Ben Groundwater
Ben Groundwater

@bengroundwater

WE THINK • March 2018

Ten travel lessons you need to know

Exploring the world is an education, a way of absorbing knowledge through experience. And the best travelers should, as says globetrotter Ben Groundwater, learn on the journey. From befriending strangers to solo travel, here are his age-old lessons

Take it slow
1

Take it slow

On your first holiday, you want to see everything. Ten countries in two weeks: tick all the boxes, do all the things. After a while, however, you realise that sometimes less is more. Visit fewer places, and spend longer in each, and you’ll be richly rewarded. 

2

You travel for you

Seeing the world is not a competition. You’re not holidaying to impress friends, or to make colleagues jealous, or for any reason besides pure enjoyment. You choose your destinations and your experiences for you. No one else matters.

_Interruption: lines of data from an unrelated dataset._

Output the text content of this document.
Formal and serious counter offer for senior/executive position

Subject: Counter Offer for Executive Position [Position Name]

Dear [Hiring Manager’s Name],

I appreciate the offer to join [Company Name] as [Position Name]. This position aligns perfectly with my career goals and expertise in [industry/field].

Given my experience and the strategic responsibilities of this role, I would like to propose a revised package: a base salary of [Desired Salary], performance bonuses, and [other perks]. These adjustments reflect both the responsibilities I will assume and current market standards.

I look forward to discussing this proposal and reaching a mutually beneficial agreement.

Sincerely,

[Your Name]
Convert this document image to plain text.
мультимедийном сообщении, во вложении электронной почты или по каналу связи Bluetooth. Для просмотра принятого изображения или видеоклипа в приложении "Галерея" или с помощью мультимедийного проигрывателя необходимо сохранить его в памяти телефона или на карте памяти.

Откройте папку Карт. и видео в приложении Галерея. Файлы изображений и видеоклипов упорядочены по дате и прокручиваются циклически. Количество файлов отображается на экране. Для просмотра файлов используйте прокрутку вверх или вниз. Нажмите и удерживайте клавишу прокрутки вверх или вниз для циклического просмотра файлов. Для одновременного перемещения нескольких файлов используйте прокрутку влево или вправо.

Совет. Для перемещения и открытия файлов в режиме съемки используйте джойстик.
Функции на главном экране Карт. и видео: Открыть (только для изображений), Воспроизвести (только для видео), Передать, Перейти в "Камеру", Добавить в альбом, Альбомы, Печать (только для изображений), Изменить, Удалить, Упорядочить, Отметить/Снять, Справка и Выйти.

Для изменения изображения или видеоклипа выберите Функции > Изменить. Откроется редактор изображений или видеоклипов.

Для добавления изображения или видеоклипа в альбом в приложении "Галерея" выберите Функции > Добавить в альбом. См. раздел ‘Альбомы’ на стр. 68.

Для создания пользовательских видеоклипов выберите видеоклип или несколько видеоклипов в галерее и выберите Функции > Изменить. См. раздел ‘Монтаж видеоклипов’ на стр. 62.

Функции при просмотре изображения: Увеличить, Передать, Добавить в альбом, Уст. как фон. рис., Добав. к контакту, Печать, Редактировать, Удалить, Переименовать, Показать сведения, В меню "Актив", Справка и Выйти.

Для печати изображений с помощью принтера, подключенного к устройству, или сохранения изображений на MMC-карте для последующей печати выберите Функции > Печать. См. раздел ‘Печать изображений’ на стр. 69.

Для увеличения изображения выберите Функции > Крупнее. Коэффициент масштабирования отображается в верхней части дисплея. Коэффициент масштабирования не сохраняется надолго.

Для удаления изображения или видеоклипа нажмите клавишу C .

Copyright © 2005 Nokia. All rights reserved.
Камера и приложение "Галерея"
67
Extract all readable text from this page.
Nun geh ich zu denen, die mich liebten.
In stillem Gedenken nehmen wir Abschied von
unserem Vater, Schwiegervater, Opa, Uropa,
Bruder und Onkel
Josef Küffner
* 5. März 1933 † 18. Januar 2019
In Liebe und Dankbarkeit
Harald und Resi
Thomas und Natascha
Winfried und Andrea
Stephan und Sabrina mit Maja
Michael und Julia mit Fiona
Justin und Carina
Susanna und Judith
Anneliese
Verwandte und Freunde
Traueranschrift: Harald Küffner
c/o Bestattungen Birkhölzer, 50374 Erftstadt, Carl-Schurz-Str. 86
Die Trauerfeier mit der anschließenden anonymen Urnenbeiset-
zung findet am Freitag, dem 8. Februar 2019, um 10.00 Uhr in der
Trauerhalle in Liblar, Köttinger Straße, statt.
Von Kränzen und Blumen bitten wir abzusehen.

People are fundamentally good
3

People are fundamentally good

There’s a tendency to be on your guard at first, to listen to tales of thievery and scams and believe it’s safer to assume the worst in people. But that’s a mistake. The people you meet on the road are overwhelmingly good of intention and heart. You might run into the odd exception, but the vast majority of people are kind, generous and well meaning. 

4

You’re capable of amazing things

Travel will teach you that you can survive when things go wrong. You can make yourself understood in another language. You can befriend strangers. You can explore the world on your own. It’s all there in you. 

Risks are worth taking
5

Risks are worth taking

Travel is at its best when it challenges you, when it forces you to reconsider what you thought you knew, when it takes you outside your comfort zone. It’s a thrill, an experience, a story. The idea of ‘risk’ is different for everyone, but the benefits remain the same.

6

Two weeks is enough

Anyone waiting for that perfect time to see South America, or Africa, or Australia, holding out until they have six months to ‘do it properly’, will probably never make it there. Two weeks is enough to have an amazing experience. 

Travelling alone is great
7

Travelling alone is great

At first, it seems intimidating: going out on your own, tackling travel’s challenges without anyone’s help, existing purely in your own company. But solo travel is something everyone should experience. It’s the ultimate freedom, and will teach you more about yourself than you’ve ever known.

8

Expect the unexpected

Things will go wrong. Trains will run late, hotel bookings will fall through, restaurants will be terrible, and nothing will look like the brochure. That’s life. The sooner you accept these mishaps, the more enjoyable your travels will be.

Great holidays can never be recreated
9

Great holidays can never be recreated

It’s easy to want to go back and do the same things again, to recapture the magic, to see and feel the same things you did before. But travel doesn’t work like that. It will never be the same. Better to go somewhere new and make fresh memories.

10

Coming home is the worst

There is no more miserable feeling than the ‘back-home blues’, the knowledge that all that excitement, all that anticipation, all those challenges and joys and thrills, are finished. There’s only one cure: book another trip.